Washington, D.C. must help with Kentucky’s growing doctor shortage | Opinion
With nearly one in five Kentuckians now over 65, chronic diseases are surging—and a dire shortage of healthcare workers is fueling the crisis. Kentucky ranks among the worst states for physician availability, projected to face a shortfall of almost 3,000 doctors by 2030. Shockingly, 107 of our 120 counties are designated health professional shortage areas, hitting rural and underserved communities hardest. The math is grim: we desperately need more doctors, but independent practices are drowning. Medicare reimbursements have plummeted 33% since 2001, even adjusted for inflation—a death knell for any small business, let alone those safeguarding our health. Worse, the federal government slashed Medicare payments every year under President Biden, culminating in a 2.93% payment cut just before he left office. Meanwhile, hospitals got reimbursement hikes, tilting the scales toward massive systems and away from community practices. Physicians, buried under administrative burdens and soaring inflation-worsened costs — from equipment upgrades to staff salaries and rent — are asking: “Can I expand to a rural area, or must I flee to Louisville or Lexington? Can I afford Medicare patients, or should I stop seeing them to save my practice? Should I instead sell out to a big chain—or just retire?”
These government-imposed price controls, ignoring inflation, are driving doctors away, worsening shortages and forcing Kentuckians to endure longer drives, higher out-of-pocket costs, and endless wait times. This sabotages the MAHA mission to conquer chronic disease and restore American health, especially for our rural communities.
Community practices can’t deliver quality, timely, affordable care under this broken system. Without urgent cost and/or compensation stabilization, independent physicians will collapse, shortages will explode, and patients will suffer most of all.

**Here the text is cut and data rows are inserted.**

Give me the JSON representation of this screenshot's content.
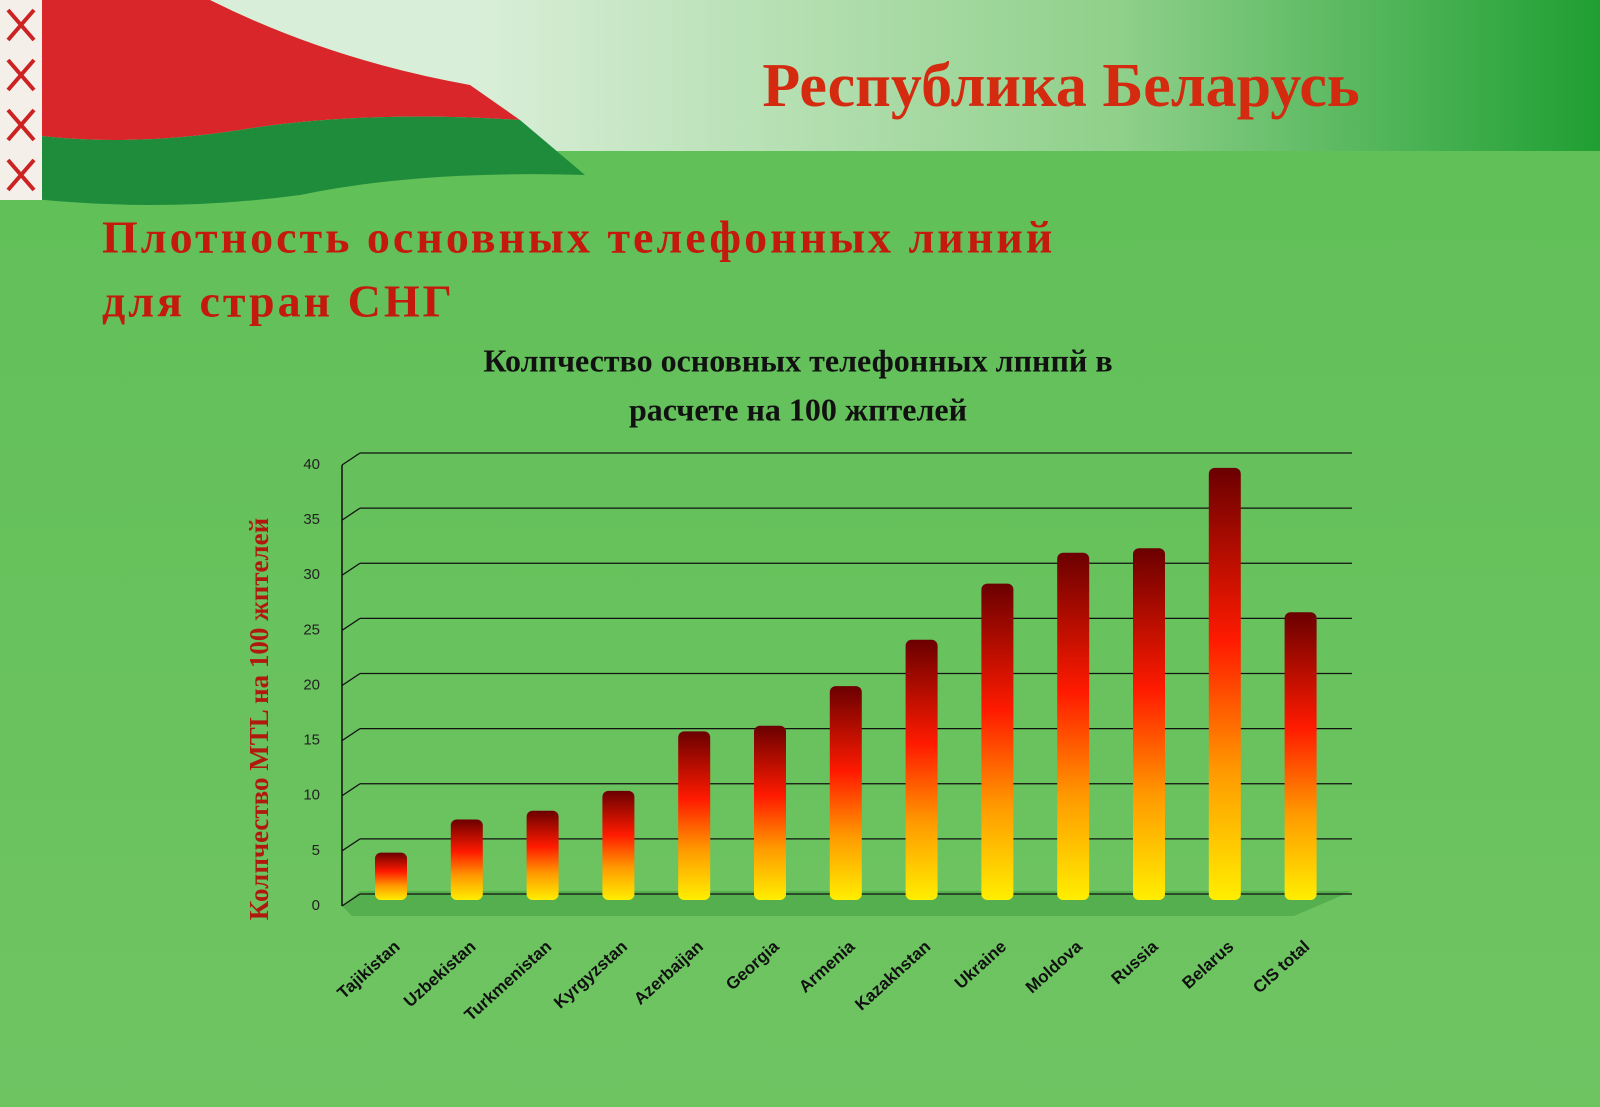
{
  "header": {
    "title": "Республика Беларусь"
  },
  "heading": {
    "lines": [
      "Плотность основных телефонных линий",
      "для стран СНГ"
    ]
  },
  "chart_data": {
    "type": "bar",
    "title_lines": [
      "Колпчество основных телефонных лпнпй в",
      "расчете на 100 жптелей"
    ],
    "y_label": "Колпчество MTL на 100 жптелей",
    "categories": [
      "Tajikistan",
      "Uzbekistan",
      "Turkmenistan",
      "Kyrgyzstan",
      "Azerbaijan",
      "Georgia",
      "Armenia",
      "Kazakhstan",
      "Ukraine",
      "Moldova",
      "Russia",
      "Belarus",
      "CIS total"
    ],
    "values": [
      4.3,
      7.3,
      8.1,
      9.9,
      15.3,
      15.8,
      19.4,
      23.6,
      28.7,
      31.5,
      31.9,
      39.2,
      26.1
    ],
    "ylim": [
      0,
      40
    ],
    "yticks": [
      0,
      5,
      10,
      15,
      20,
      25,
      30,
      35,
      40
    ],
    "grid": true
  }
}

Fortunately, the Trump administration is fighting back with the proposed Medicare Physician Fee Schedule (MPFS) rule, offering a modest payment increase—the first in years. However, it’s a Band-Aid; we need lasting reform tying physician reimbursements to the Medicare Economic Index (MEI) for automatic inflation adjustments. While I do work in healthcare as a PhD, I don’t anticipate that would benefit me personally, it is the hard-working MDs, nurses, and sick patients of Kentucky who need this basic reform.
Congress must act now on bipartisan Medicare payment reform to stem the workforce crisis before it’s too late. Kentucky needs doctors more than ever — reform the system to keep them here, or we risk watching our communities pay the ultimate price. I urge lawmakers of both parties to introduce common sense legislation linking MPFS to inflation, ensuring payments match the real costs of care. Our future quite literally depends on it.
Dr. Lance Pearson is from Pewee Valley, KY and works in healthcare administration. He is also the President of the KY Liberty Caucus, a think tank seeking principled, market-based, and limited government solutions to community problems.